CHP’ye ve MHP’ye oy vermiş 12 milyon insanı tümden yok sayan bir demokratik talebin ülkede Venedik Kriterlerini koruyacağı muhakkak ama ülkeye istikrar getirip getirmeyeceği meçhul.

Öte yanda, acaba ABD’nin kapatma davasına yaklaşımında 12 milyon oyu da dikkate alan sosyolojik duyarlılık var mı?

Bence var!

Neden böyle söylüyorum?

Zira, AB’nin ne anlama geldiğini anlamadığım "demokratik laiklik" kavramı yerine kapatma davası hakkında görüş beyan eden ABD yetkilileri verilecek kararla ilgili olarak hem demokrasiye hem de laikliğe gözetilmesi açısından eşit seviyede vurgu yapıyorlar.

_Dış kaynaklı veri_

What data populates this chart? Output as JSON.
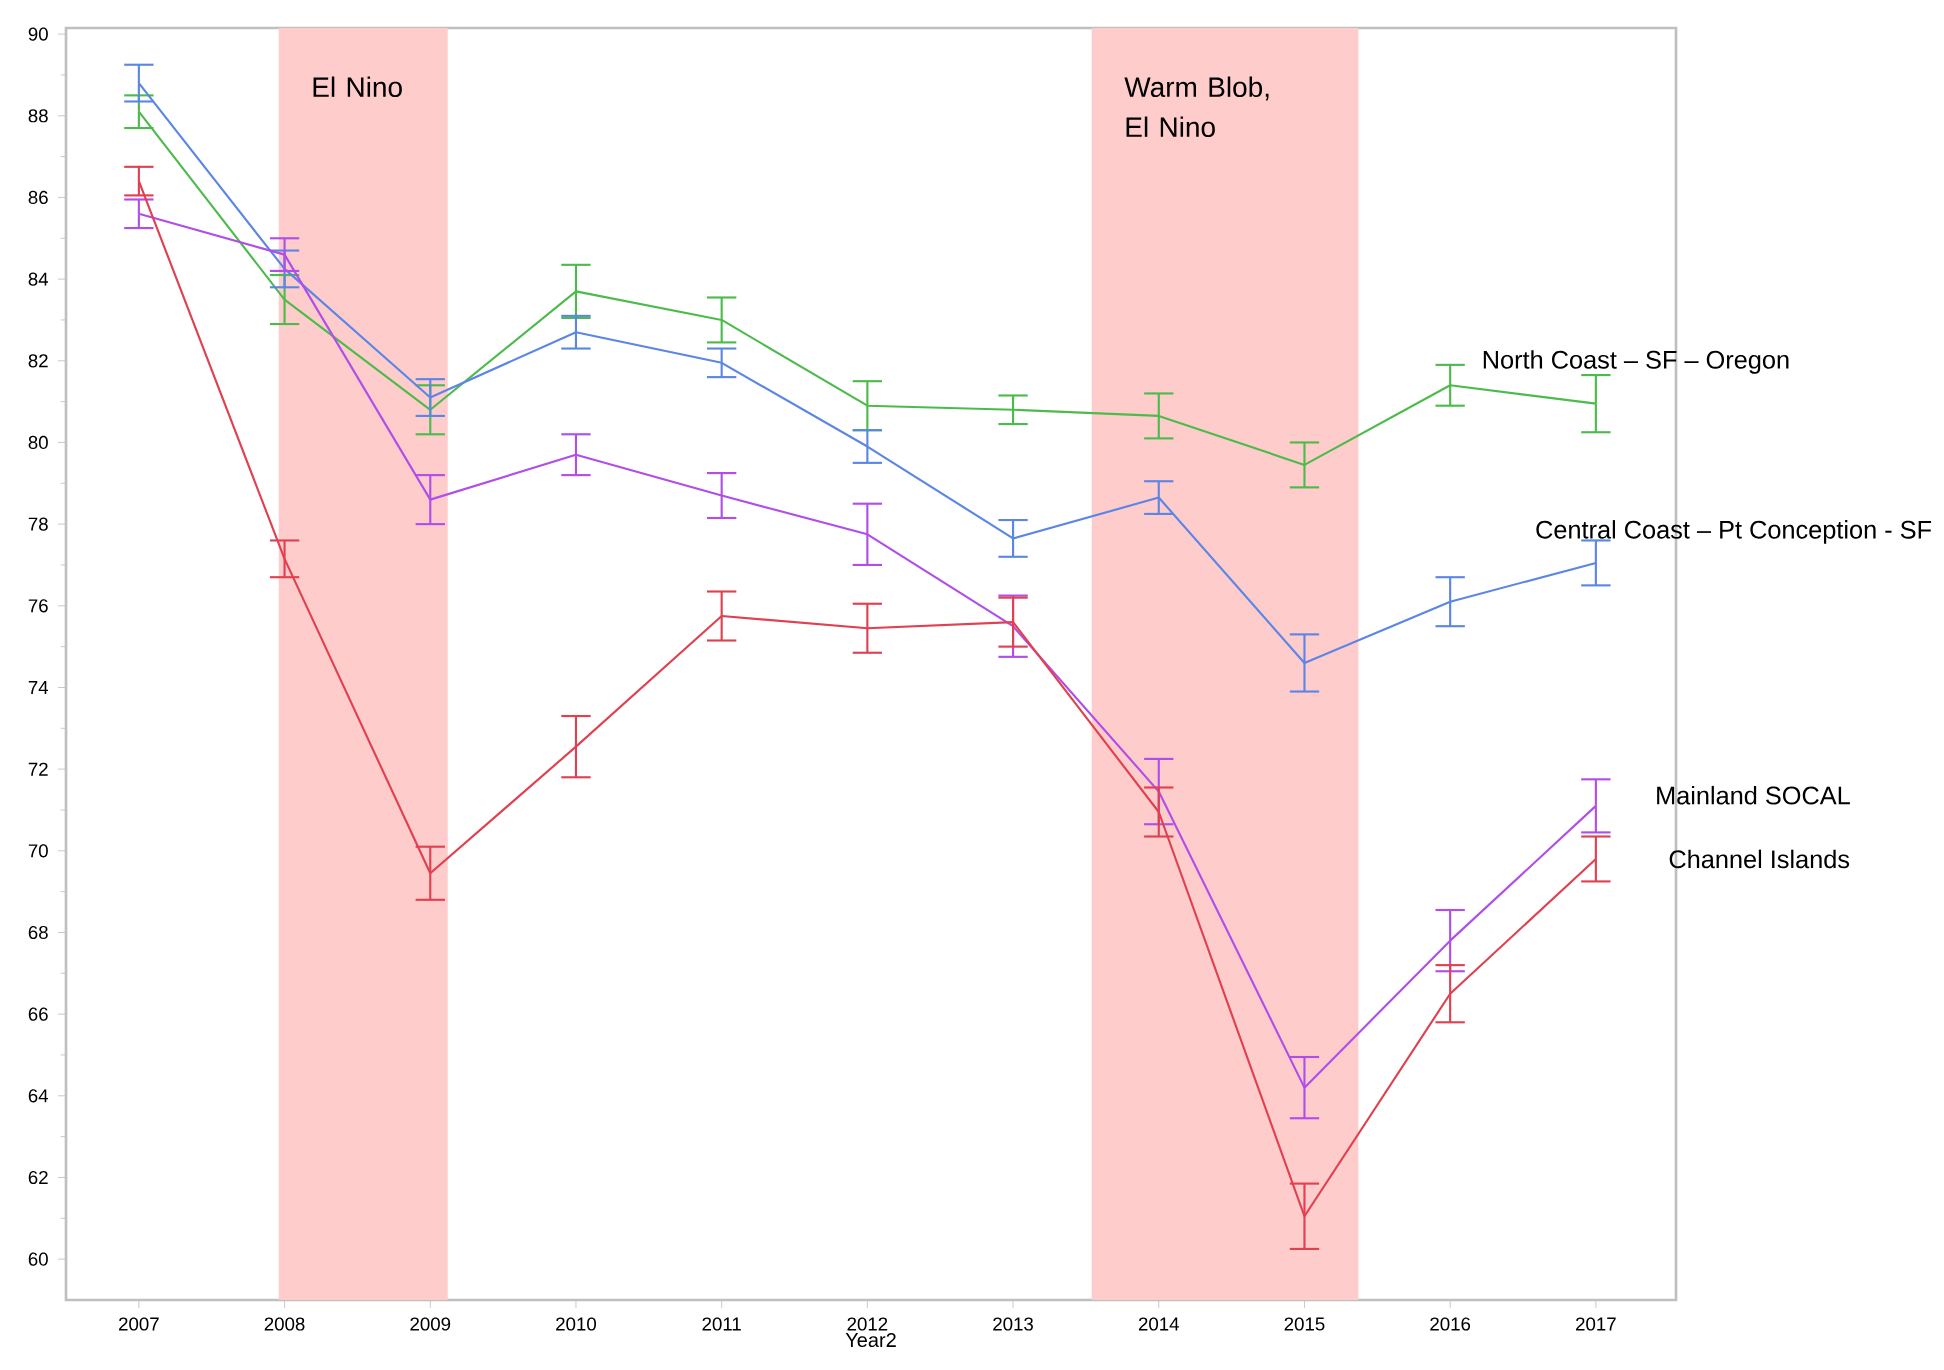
{
  "chart_data": {
    "type": "line",
    "xlabel": "Year2",
    "x": [
      2007,
      2008,
      2009,
      2010,
      2011,
      2012,
      2013,
      2014,
      2015,
      2016,
      2017
    ],
    "series": [
      {
        "name": "North Coast – SF – Oregon",
        "color": "#4cbb4c",
        "values": [
          88.1,
          83.5,
          80.8,
          83.7,
          83.0,
          80.9,
          80.8,
          80.65,
          79.45,
          81.4,
          80.95
        ],
        "errors": [
          0.4,
          0.6,
          0.6,
          0.65,
          0.55,
          0.6,
          0.35,
          0.55,
          0.55,
          0.5,
          0.7
        ]
      },
      {
        "name": "Central Coast – Pt Conception - SF",
        "color": "#5b86e5",
        "values": [
          88.8,
          84.25,
          81.1,
          82.7,
          81.95,
          79.9,
          77.65,
          78.65,
          74.6,
          76.1,
          77.05
        ],
        "errors": [
          0.45,
          0.45,
          0.45,
          0.4,
          0.35,
          0.4,
          0.45,
          0.4,
          0.7,
          0.6,
          0.55
        ]
      },
      {
        "name": "Mainland SOCAL",
        "color": "#b04ee8",
        "values": [
          85.6,
          84.6,
          78.6,
          79.7,
          78.7,
          77.75,
          75.5,
          71.45,
          64.2,
          67.8,
          71.1
        ],
        "errors": [
          0.35,
          0.4,
          0.6,
          0.5,
          0.55,
          0.75,
          0.75,
          0.8,
          0.75,
          0.75,
          0.65
        ]
      },
      {
        "name": "Channel Islands",
        "color": "#e0404f",
        "values": [
          86.4,
          77.15,
          69.45,
          72.55,
          75.75,
          75.45,
          75.6,
          70.95,
          61.05,
          66.5,
          69.8
        ],
        "errors": [
          0.35,
          0.45,
          0.65,
          0.75,
          0.6,
          0.6,
          0.6,
          0.6,
          0.8,
          0.7,
          0.55
        ]
      }
    ],
    "bands": [
      {
        "axis": "x",
        "from": 2007.96,
        "to": 2009.12,
        "label": "El Nino",
        "color": "#ffcccc"
      },
      {
        "axis": "x",
        "from": 2013.54,
        "to": 2015.37,
        "label": "Warm Blob, El Nino",
        "color": "#ffcccc"
      }
    ],
    "xlim": [
      2006.5,
      2017.55
    ],
    "ylim": [
      59,
      90.15
    ],
    "xticks": [
      2007,
      2008,
      2009,
      2010,
      2011,
      2012,
      2013,
      2014,
      2015,
      2016,
      2017
    ],
    "yticks": [
      60,
      62,
      64,
      66,
      68,
      70,
      72,
      74,
      76,
      78,
      80,
      82,
      84,
      86,
      88,
      90
    ],
    "grid": false,
    "marker": "none",
    "line_style": "solid"
  }
}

Batı’da bazıları Müslüman ülkelere gereğinde laik olmayan demokratlık gibi abuk bir don biçerken ABD’li yetkililer laik olmayan demokrasinin demokrasi olamayacağını, böyle bir abukluk dayatılsa da Türkiye’ye istikrar getirmeyeceğinin farkındalar.

* * *

Kapatılma davası ile ilgili bir bakış açısı da kişisel faktörlere dayanıyor.

Haliyle bir emperyal ülke olarak Ortadoğu’da aktif kararlar alan ABD açından Türkiye’deki liderlerin olgular karşısında ne kadar öngörülebilir olduğu, ne kadar sözünü tutabildiği, dolayısıyla kendilerine ne kadar güvenilebileceği de çok önemli.

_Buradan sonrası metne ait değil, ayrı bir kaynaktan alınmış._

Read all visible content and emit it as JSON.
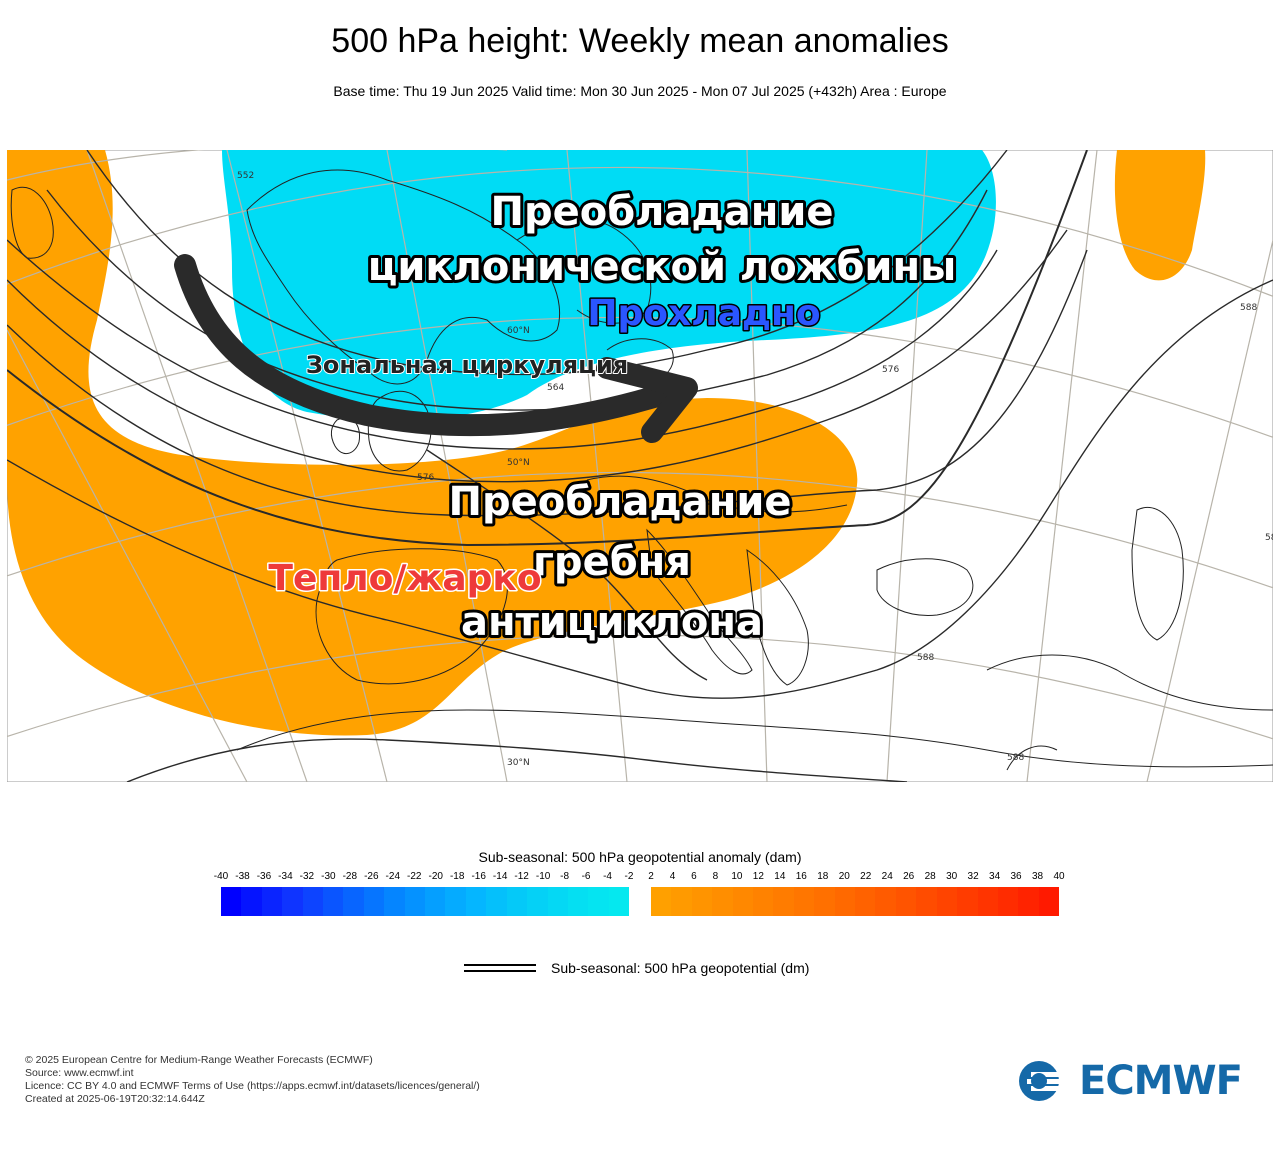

Kişisel faktörler AB için o kadar önemli olmayabilir, zira onlar Ortadoğu’da Türkiye’nin taraf olmak zorunda kaldığı aktif kararlar almıyorlar.

* * *

3 gündür yazdıklarımı toparlarsak:

AB açısından AKP’nin kapatılmaması tek tercih yolu iken ABD açısından:

1) AKP’nin bir şekilde yoluna devam etmesi ama bazılarının otobüsten indirilmesi hem AKP’ye oy vermiş 16 milyon, hem de diğer 2 büyük partiye oy vermiş 12 milyon oy için ortalama (optimal) bir yol olabileceği gibi ABD’ye de yeni liderlik ile yeni pazarlıklar yapma şansı verebilir.

2) Ancak, eğer birilerinin ölümü gösterdiği AKP’yi sıtmaya razı etmek mümkün ise, kapatma kararının şu veya bu şekilde alınacağı tarihten önce demir tavında dövülür politikası çok rahat uygulanabilir.

Diplomasi, tavuğun hem etinden hem suyundan faydalanma sanatıdır!